Submitted by Gordon Johnson of GLJ Research
After rising 449% m/m in China in March following China’s COVID-19 lockdowns ending, TSLA’s sales of cars in China in April fell -34.8% m/m (this came as a disappointment to many TSLA bulls as the competition gained materially on TSLA in the moth of April – link).
Aggregate EU Registrations: For the six EU countries that have reported May 2020 registrations, TSLA saw numbers for all cars “sold” fall -13.9% m/m and -67.8% y/y; through the first two months combined of 2Q20 (i.e., 2Q20 QTD) in these six EU countries, registrations are down -22.8% q/q and -67.8% y/y.
Aggregate EU EV Market Share: TSLA’s aggregated EU market share fell from 37.2% in 4Q19 to 25.3% in 1Q20.
NO + NL + SP Registrations: 2Q20 QTD, TSLA’s market share is down to 3.8%, vs. 7.7% in 1Q20 and 35.6% in 4Q19. Stated differently, TSLA has lost significant market share in the three key EU markets it… once… dominated.
NO + NL + SP Registrations (more detailed look): Through the first 63 days of 2Q20, sales in these three countries, combined, are down -34.7% q/q and -68.8% y/y.
Model 3 Tracker: Using TroyTeslike’s Model 3 tracker, through the first 63 days of 2Q20, Model 3 configurations are down -87.3% q/q and -86.7% y/y.
Model Y Tracker: Using TroyTeslike’s Model Y tracker, through the first 63 days of 2Q20, deliveries are running at 69 cars. By comparison, in the first full month the Model 3 tracker was collecting data on Model 3 sales, it reached 709 cars by quarter’s end. This may be why TSLA, recently, drastically reduced the lead times from when you order a Model Y in the USA to when you get it – i.e., to 4-8 weeks vs. 8-12 weeks prior (link) – this followed the sharp price cuts taken by TSLA last week due to weaker-than-expected demand globally.
New York State Data: While the data does not look bad, it’s important to remember that in NY State, registrations lag sales. So the April data below is from sales made in March. This means we won’t see the April/May COVID-19 sales impact in NYS until May/June data is out (i.e., later this week).
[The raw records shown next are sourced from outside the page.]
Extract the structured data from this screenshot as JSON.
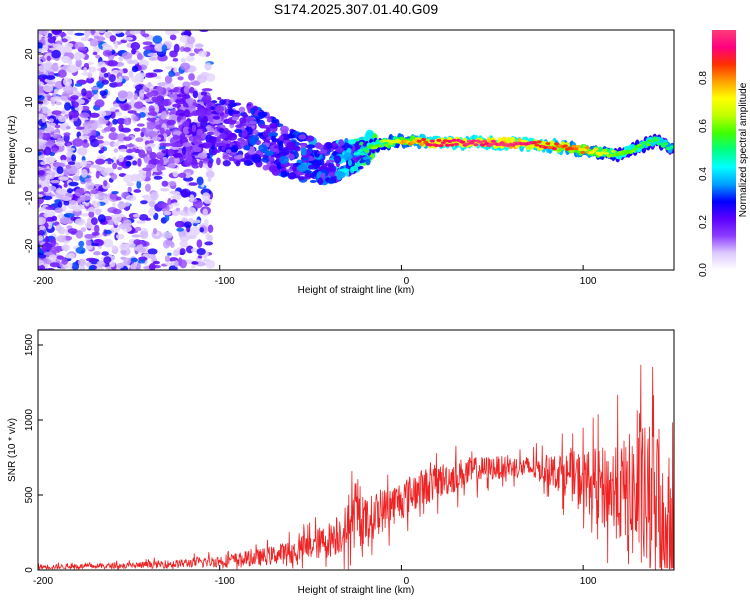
{
  "chart_data": [
    {
      "type": "heatmap",
      "title": "S174.2025.307.01.40.G09",
      "xlabel": "Height of straight line (km)",
      "ylabel": "Frequency (Hz)",
      "xlim": [
        -200,
        150
      ],
      "ylim": [
        -25,
        25
      ],
      "x_ticks": [
        -200,
        -100,
        0,
        100
      ],
      "x_tick_labels": [
        "-200",
        "-100",
        "0",
        "100"
      ],
      "y_ticks": [
        20,
        10,
        0,
        -10,
        -20
      ],
      "y_tick_labels": [
        "20",
        "10",
        "0",
        "-10",
        "-20"
      ],
      "colorbar": {
        "label": "Normalized spectral amplitude",
        "range": [
          0,
          1
        ],
        "ticks": [
          0,
          0.2,
          0.4,
          0.6,
          0.8
        ],
        "tick_labels": [
          "0.0",
          "0.2",
          "0.4",
          "0.6",
          "0.8"
        ],
        "colors": [
          "#ffffff",
          "#dcc8ff",
          "#8c3cff",
          "#5a00ff",
          "#0000ff",
          "#00a0ff",
          "#00ffff",
          "#00ff80",
          "#40ff00",
          "#c0ff00",
          "#ffff00",
          "#ffa000",
          "#ff3000",
          "#ff0080",
          "#ff3c78"
        ]
      },
      "ridge": [
        {
          "x": -200,
          "freq": 0,
          "amp": 0.05
        },
        {
          "x": -150,
          "freq": 3,
          "amp": 0.12
        },
        {
          "x": -120,
          "freq": 5,
          "amp": 0.22
        },
        {
          "x": -100,
          "freq": 4,
          "amp": 0.25
        },
        {
          "x": -80,
          "freq": 3,
          "amp": 0.3
        },
        {
          "x": -60,
          "freq": -1,
          "amp": 0.32
        },
        {
          "x": -40,
          "freq": -3,
          "amp": 0.35
        },
        {
          "x": -25,
          "freq": -1,
          "amp": 0.45
        },
        {
          "x": -15,
          "freq": 1,
          "amp": 0.6
        },
        {
          "x": 0,
          "freq": 2,
          "amp": 0.75
        },
        {
          "x": 20,
          "freq": 1.5,
          "amp": 0.95
        },
        {
          "x": 60,
          "freq": 1.5,
          "amp": 1.0
        },
        {
          "x": 80,
          "freq": 1,
          "amp": 0.9
        },
        {
          "x": 100,
          "freq": 0,
          "amp": 0.8
        },
        {
          "x": 120,
          "freq": -1,
          "amp": 0.6
        },
        {
          "x": 140,
          "freq": 2,
          "amp": 0.55
        },
        {
          "x": 150,
          "freq": 0,
          "amp": 0.5
        }
      ]
    },
    {
      "type": "line",
      "xlabel": "Height of straight line (km)",
      "ylabel": "SNR (10 * v/v)",
      "xlim": [
        -200,
        150
      ],
      "ylim": [
        0,
        1600
      ],
      "x_ticks": [
        -200,
        -100,
        0,
        100
      ],
      "x_tick_labels": [
        "-200",
        "-100",
        "0",
        "100"
      ],
      "y_ticks": [
        0,
        500,
        1000,
        1500
      ],
      "y_tick_labels": [
        "0",
        "500",
        "1000",
        "1500"
      ],
      "color": "#ee2222",
      "series": [
        {
          "name": "SNR",
          "x": [
            -200,
            -175,
            -150,
            -125,
            -100,
            -90,
            -80,
            -70,
            -60,
            -50,
            -40,
            -30,
            -25,
            -20,
            -10,
            0,
            10,
            20,
            30,
            40,
            50,
            60,
            70,
            80,
            90,
            100,
            110,
            120,
            130,
            140,
            150
          ],
          "mean": [
            20,
            25,
            30,
            40,
            60,
            70,
            80,
            100,
            120,
            160,
            200,
            280,
            350,
            320,
            400,
            470,
            540,
            590,
            630,
            660,
            680,
            690,
            680,
            670,
            640,
            600,
            560,
            520,
            480,
            420,
            380
          ],
          "spread": [
            20,
            20,
            25,
            35,
            50,
            60,
            70,
            80,
            100,
            120,
            150,
            200,
            260,
            200,
            180,
            170,
            160,
            150,
            140,
            120,
            100,
            90,
            100,
            120,
            180,
            250,
            320,
            420,
            600,
            700,
            500
          ]
        }
      ]
    }
  ]
}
Colorado, USA: In Colorado, USA, through the 8th week of 2Q20, sales are trending down -22.3% q/q and -76.1% y/y.
RORO Boat Data: Looking at days boats loaded for TSLA cars, volumes are down -82.2% q/q and -78.1% y/y. The first boat of 2Q20 was sent to S. Korea; there is another boat that will arrive in Europe with roughly 3-4K cars (by our est.) before the end of 2Q20; finally, there is another RORO boat that is still moored, but we est. will arrive in Asia before the end of 2Q20 (it will be close, however).
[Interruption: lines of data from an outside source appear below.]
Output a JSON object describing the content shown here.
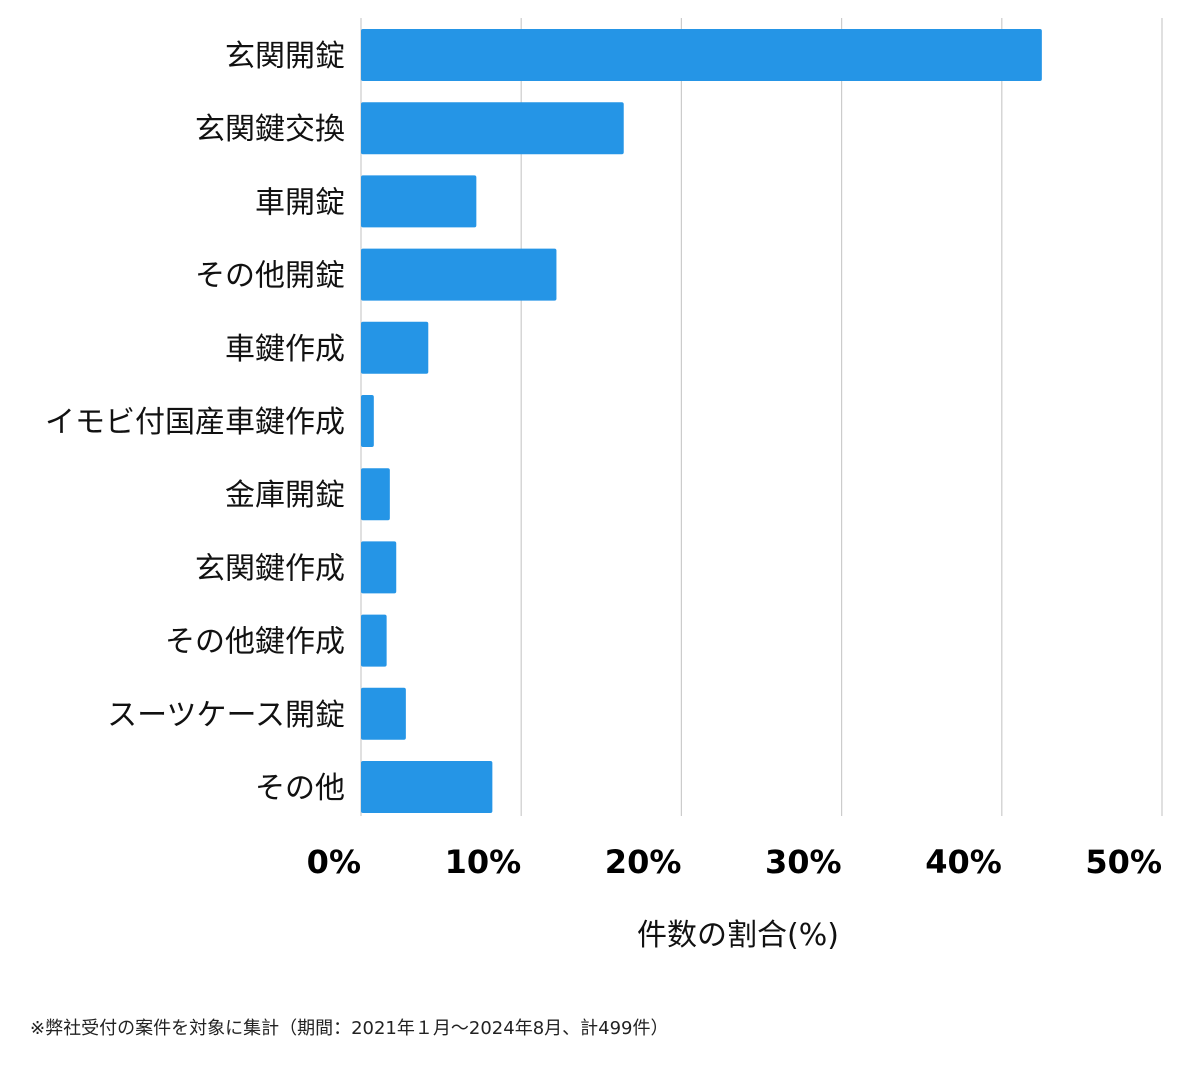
{
  "chart_data": {
    "type": "bar",
    "orientation": "horizontal",
    "categories": [
      "玄関開錠",
      "玄関鍵交換",
      "車開錠",
      "その他開錠",
      "車鍵作成",
      "イモビ付国産車鍵作成",
      "金庫開錠",
      "玄関鍵作成",
      "その他鍵作成",
      "スーツケース開錠",
      "その他"
    ],
    "values": [
      42.5,
      16.4,
      7.2,
      12.2,
      4.2,
      0.8,
      1.8,
      2.2,
      1.6,
      2.8,
      8.2
    ],
    "xlabel": "件数の割合(%)",
    "xlim": [
      0,
      50
    ],
    "xticks": [
      0,
      10,
      20,
      30,
      40,
      50
    ],
    "xtick_labels": [
      "0%",
      "10%",
      "20%",
      "30%",
      "40%",
      "50%"
    ],
    "grid": true,
    "bar_color": "#2595e6",
    "grid_color": "#cccccc"
  },
  "footnote": "※弊社受付の案件を対象に集計（期間：2021年１月〜2024年8月、計499件）"
}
CONCLUSION: Observing the publicly available data, and also observing a recent initiation on TSLA, in which the headline “Tesla (ticker: TSLA) is on the cusp of replicating its success in the U.S. EV market to potentially larger markets in China and Europe” (link) was published on a number of widely-followed financial media sites, as analysts are forced to revert back to TSLA’s actual fundamentals (which remain publicly available for anyone who wants it) – which include market share losses in both the EU and China – sentiment could be set to shift lower.